Devlog · June 2026 · 5 min read

Interrex: Making a Shooter About Movement, Angles, and Nerve

How Interrex reimagines the vertical scrolling shooter as a gun-kata duel where positioning, firing angles, and timing matter more than button mashing.

InterrexShooter DesignGun KataRetro ArcadeGodot

A good arcade shooter is not just about shooting.

It is about where you stand when you shoot. It is about how long you can stay in a dangerous lane before moving. It is about whether you can keep pressure on the enemy while reading the next threat. It is about controlling space with very simple inputs.

That is the starting point for Interrex.

The project began as a love letter to the old vertical scrolling shooter format, especially the kind of game where the player is not a spaceship but a person moving through hostile territory. The camera scrolls north. Enemies arrive from above, from the sides, from buildings, from cover. The player survives by moving forward while constantly deciding where to aim, when to fire, and when to slip away.

The obvious reference point is the classic arcade western shooter formula: a lone figure walking upward through danger, firing in multiple directions, dodging shots, collecting power-ups, and clearing one hostile stretch at a time. But with Interrex, we are not interested in simply copying that structure. We are interested in asking what happens if the shooting itself becomes more deliberate.

That is where the "gun-kata" idea comes in.

In many shooters, the dominant player behavior is simple: hold fire, move constantly, and let the screen fill with bullets. That can be fun, but it often turns the character into a mobile turret. Interrex aims for something sharper. The fantasy is not just "shoot everything." The fantasy is reading the room, stepping into the correct line, firing at the right angle, and escaping before the enemy response closes around you.

The player should feel like every shot has a body behind it.

That means movement and shooting cannot be separated. If an enemy is approaching from the upper-left, the player's problem is not only "press the diagonal shot button." The real question is whether the player can hold that angle long enough to land the shot without walking into another threat. If enemies are coming from both sides, the player may need to retreat, cut across the road, fire sideways, and then push north again before the screen pressure becomes overwhelming.

A strong vertical shooter creates a rhythm: advance, read, commit, escape.

Interrex is being designed around that rhythm.

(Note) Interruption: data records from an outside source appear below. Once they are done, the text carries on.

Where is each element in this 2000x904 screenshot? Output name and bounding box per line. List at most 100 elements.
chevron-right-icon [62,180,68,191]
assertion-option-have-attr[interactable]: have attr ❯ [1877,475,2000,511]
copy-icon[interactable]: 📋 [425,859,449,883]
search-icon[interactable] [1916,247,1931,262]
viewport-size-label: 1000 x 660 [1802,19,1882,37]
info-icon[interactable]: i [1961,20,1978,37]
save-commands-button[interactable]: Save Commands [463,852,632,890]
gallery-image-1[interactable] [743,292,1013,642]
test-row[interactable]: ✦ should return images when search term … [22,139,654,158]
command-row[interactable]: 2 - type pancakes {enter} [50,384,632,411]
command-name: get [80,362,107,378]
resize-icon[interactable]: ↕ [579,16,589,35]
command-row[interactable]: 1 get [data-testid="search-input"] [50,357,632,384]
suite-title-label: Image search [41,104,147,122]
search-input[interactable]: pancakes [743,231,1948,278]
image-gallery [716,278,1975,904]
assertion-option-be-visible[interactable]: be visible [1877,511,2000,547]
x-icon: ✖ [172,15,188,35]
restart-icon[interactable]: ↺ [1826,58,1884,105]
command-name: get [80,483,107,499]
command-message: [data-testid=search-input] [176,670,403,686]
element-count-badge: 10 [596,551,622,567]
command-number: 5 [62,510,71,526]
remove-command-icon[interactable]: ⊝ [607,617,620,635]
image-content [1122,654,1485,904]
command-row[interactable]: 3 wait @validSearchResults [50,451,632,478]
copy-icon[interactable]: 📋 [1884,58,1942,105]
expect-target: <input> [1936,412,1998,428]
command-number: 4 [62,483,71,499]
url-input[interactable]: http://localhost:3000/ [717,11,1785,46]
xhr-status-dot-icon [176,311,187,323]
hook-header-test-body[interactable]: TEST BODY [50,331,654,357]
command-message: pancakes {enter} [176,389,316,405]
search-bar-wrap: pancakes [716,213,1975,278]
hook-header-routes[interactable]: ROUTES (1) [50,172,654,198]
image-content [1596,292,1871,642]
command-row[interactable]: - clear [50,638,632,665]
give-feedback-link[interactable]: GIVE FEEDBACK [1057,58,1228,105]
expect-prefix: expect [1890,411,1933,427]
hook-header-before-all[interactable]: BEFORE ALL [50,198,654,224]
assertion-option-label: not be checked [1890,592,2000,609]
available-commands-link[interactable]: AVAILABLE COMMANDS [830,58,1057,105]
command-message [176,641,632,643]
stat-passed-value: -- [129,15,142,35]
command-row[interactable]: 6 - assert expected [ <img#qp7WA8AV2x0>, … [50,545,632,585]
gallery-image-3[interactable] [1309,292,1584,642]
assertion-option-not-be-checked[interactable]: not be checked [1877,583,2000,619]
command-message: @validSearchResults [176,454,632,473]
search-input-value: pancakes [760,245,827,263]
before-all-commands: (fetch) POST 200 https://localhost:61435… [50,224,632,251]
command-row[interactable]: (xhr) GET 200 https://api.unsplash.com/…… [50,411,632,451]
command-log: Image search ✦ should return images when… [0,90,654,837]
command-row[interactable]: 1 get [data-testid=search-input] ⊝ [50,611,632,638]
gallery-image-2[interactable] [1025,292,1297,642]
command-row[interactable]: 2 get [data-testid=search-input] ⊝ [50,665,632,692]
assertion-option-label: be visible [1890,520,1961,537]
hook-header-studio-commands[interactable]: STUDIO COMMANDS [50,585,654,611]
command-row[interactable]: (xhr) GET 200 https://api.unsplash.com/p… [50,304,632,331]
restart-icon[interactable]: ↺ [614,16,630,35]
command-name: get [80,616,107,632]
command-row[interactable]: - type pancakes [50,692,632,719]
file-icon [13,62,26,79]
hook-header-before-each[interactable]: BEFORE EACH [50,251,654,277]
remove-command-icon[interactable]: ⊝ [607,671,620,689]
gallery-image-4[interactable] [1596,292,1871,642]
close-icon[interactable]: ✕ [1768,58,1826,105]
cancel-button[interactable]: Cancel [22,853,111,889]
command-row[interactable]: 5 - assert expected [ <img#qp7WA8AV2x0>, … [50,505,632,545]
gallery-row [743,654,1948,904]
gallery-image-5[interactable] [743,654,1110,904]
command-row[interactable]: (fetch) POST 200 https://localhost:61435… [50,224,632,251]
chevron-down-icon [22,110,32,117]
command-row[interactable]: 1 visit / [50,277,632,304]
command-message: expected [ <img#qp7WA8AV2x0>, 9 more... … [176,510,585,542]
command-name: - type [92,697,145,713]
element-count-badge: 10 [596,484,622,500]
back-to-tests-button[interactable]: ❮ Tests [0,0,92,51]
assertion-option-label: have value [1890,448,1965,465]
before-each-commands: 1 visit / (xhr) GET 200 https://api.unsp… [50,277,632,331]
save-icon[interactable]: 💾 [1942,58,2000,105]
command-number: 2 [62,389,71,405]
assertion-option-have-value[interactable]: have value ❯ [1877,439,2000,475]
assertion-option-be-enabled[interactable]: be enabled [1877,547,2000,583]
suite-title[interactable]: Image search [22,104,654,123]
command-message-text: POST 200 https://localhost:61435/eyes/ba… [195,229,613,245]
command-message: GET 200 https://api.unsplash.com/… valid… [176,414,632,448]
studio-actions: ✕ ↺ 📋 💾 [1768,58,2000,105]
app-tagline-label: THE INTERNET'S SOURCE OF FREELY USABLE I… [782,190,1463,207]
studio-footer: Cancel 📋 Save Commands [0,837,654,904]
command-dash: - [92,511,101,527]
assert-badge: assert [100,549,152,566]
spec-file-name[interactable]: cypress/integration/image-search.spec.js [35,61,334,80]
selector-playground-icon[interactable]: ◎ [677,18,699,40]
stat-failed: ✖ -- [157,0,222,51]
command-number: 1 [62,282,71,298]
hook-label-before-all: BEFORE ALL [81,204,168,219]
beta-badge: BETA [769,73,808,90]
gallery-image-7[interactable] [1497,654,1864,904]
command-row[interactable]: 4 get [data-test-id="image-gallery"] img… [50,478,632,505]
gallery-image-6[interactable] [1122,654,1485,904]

The "gun-kata" flavor does not mean adding cinematic martial arts for its own sake. It means making the player think about lines of fire as physical lanes. A shot fired upward controls one kind of space. A side shot controls another. A diagonal shot opens a different option but may expose the player to forward pressure. The entire game becomes a moving geometry problem, but one that should still feel immediate and arcade-like.

This is why we are careful with enemy behavior. If every enemy simply walks toward the player, the game becomes flat. Interrex needs enemies that hold positions, fire from angles, flank, retreat, advance in groups, and force the player to change posture. The challenge should come from pressure and positioning, not just from adding more bullets.

A good encounter might be built from only a few pieces: one shooter holding the center lane, two enemies entering from the side, and a narrow gap where the player can step through if they commit at the right moment. That is enough. The goal is not visual chaos. The goal is controlled danger.

Retro games understood this well. Limitations forced designers to make every enemy and every movement pattern count. A small screen could feel intense because the relationships were clear. The player understood the threat, understood the controls, and then had to execute under pressure.

Interrex tries to bring that clarity into a modern prototype.

The game is not about button mashing. It is about skill expressed through small decisions. Do you hold your angle or reposition? Do you clear the side threat or keep pushing forward? Do you take a risky diagonal shot or wait for a safer line? Do you retreat and lose ground, or advance into danger before the enemy formation settles?

Those choices are the real game. Every step forward is a duel.